Be there for people in need at Christmas time

16/01/2019 Posted by admin

CHRISTMAS holidays are usually a time to relax and forget about the pressures of the year.
Nanjing Night Net

For many people, the festive season can also be a time of increased stress, overwhelming pressure, disappointment or loneliness.

Some people may be particularly susceptible to triggers for depression and anxiety during the holiday period.

There are also financial pressures that put the spotlight on relationships and family issues – with the current economic situation adding to this pressure.

As with any anniversary, memories of distressing or sad events can come back into focus.

Murrumbidgee Local Health District director for mental health and drug and alcohol, Robyn

Manzie, encouraged everyone to take care of themselves, their friends and family this holiday season.

“Many people build up to this time of year with great hopes only to feel disappointed if their hopes aren’t fulfilled. This time can also be very stressful with the pressure of buying gifts, preparing food and catering for family, friends or visitors,” she said.

“It’s important to note that stress linked to the festive season should not be confused with depression. If the stress continues however, it can lead to distress which in some instances, may lead to depression.

“It’s important to think realistically about the holidays. If you’re facing the holiday season without your family and you know you’ll find it difficult, plan ahead to make sure you’ll be spending time with people you like. Being alone when everyone else appears to be with their families may increase feelings of isolation.”

Over the holiday season, look for the signs and symptoms of depression. Listen to what your friends and family members are saying about how they feel and if necessary, talk about seeking help together.

Tips on how to help someone with depression:

People with depression often don’t see the point of doing anything and may feel that no one can really help them.

Helping someone who isn’t ready to recognise they need assistance may be very difficult.

DO – it’s helpful to:

– spend time talking about the person’s experiences with them

– indicate you’ve noticed a change in the person’s behaviour

– let the person know you’re there to listen without being judgmental

– suggest the person talks to a doctor or mental health professional

– help the person to make an appointment and/or go with the person to see a doctor or mental health professional

– ask the person how the appointment went

– talk openly about depression and help the person to find information

– encourage the person to exercise, eat well and become involved in social activities

– keep in touch and encourage close friends and family to do the same.

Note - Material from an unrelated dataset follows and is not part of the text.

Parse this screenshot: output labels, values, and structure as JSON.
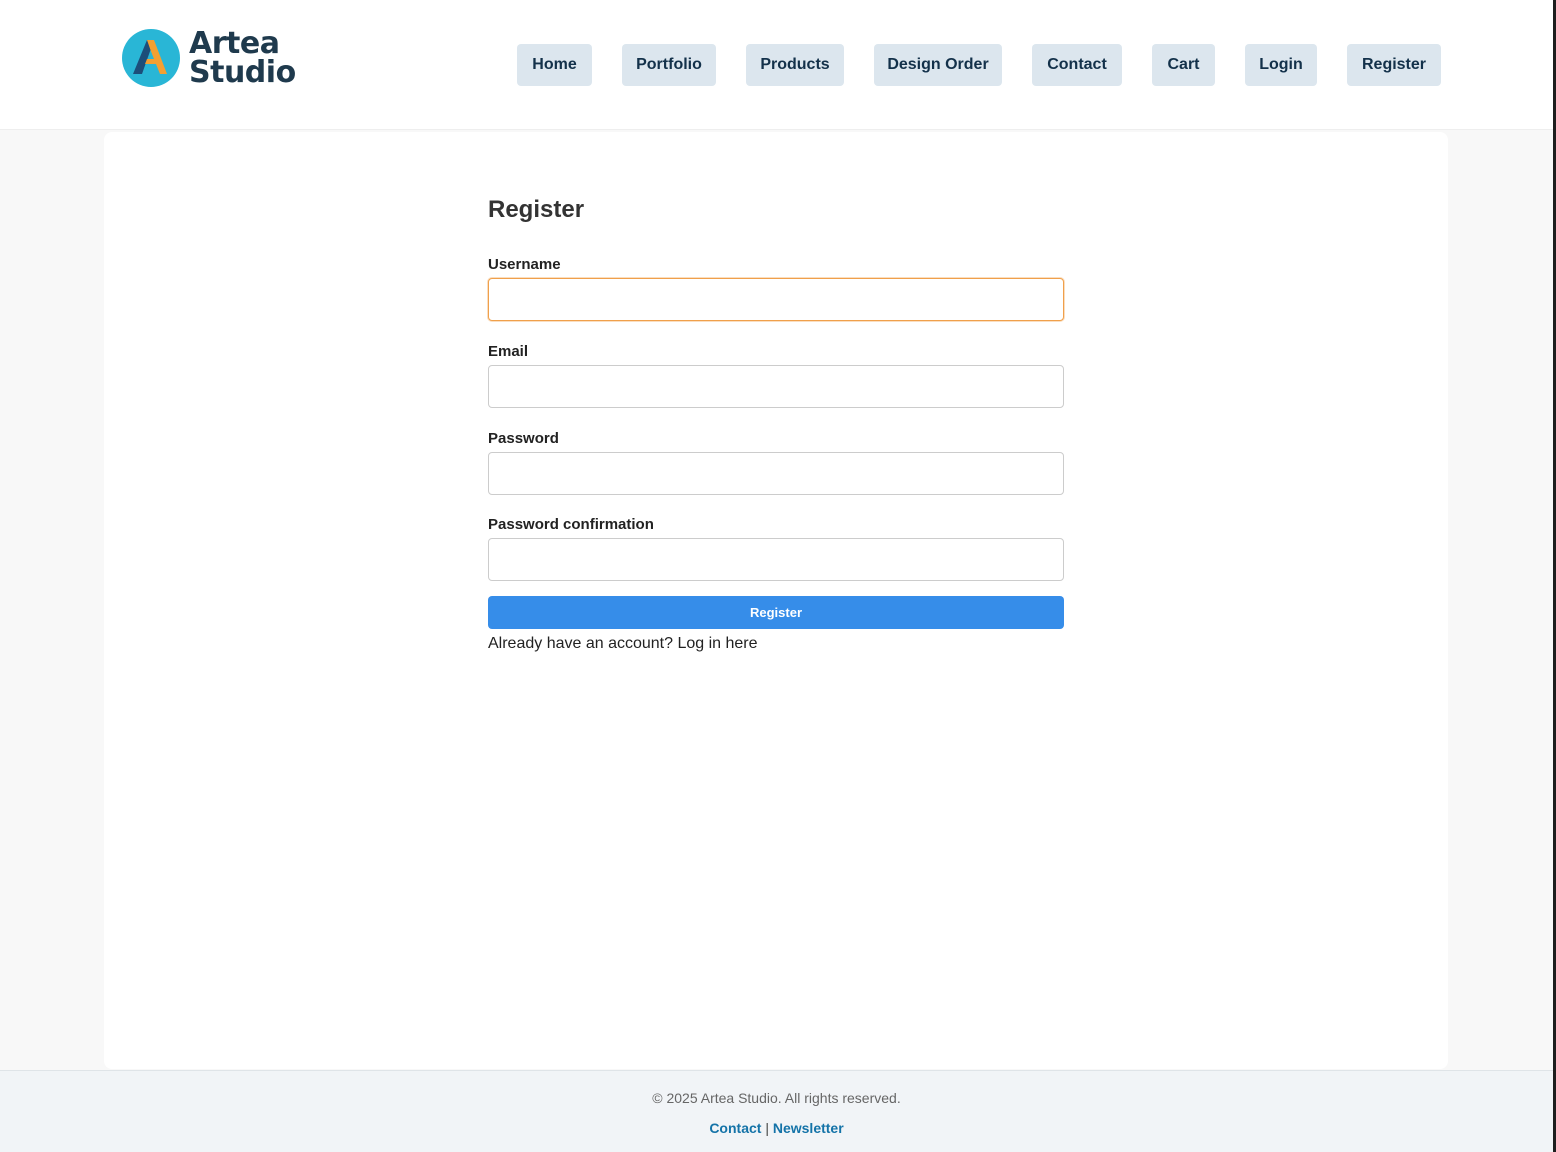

– Don’t be afraid to ask for or accept help

– Spend time with supportive and caring people

– Keep track of your Christmas spending

– Be realistic about what you can and cannot do

– Remember to keep active; exercise is great for your wellbeing.

– Get plenty of sleep

– When drinking alcohol, do so in moderation.

No one should feel like they have to keep silent about depression or anxiety.

Beyondblue’s info line – 1300 22 4636 – will operate 24/7 over the holiday period for anyone needing information on depression, anxiety and related drug and alcohol problems.

A list of symptoms of depression and anxiety, checklists and other information about effective treatments and how to help someone can be found at www.beyondblue.org.au

Other organisations have free telephone counselling or support lines andinclude:

– Lifeline 131114

– Kids Helpline 1800 551800

– Mensline 1300 789978

– Mental Health Access Line 1800 800 944

This story Administrator ready to work first appeared on Nanjing Night Net.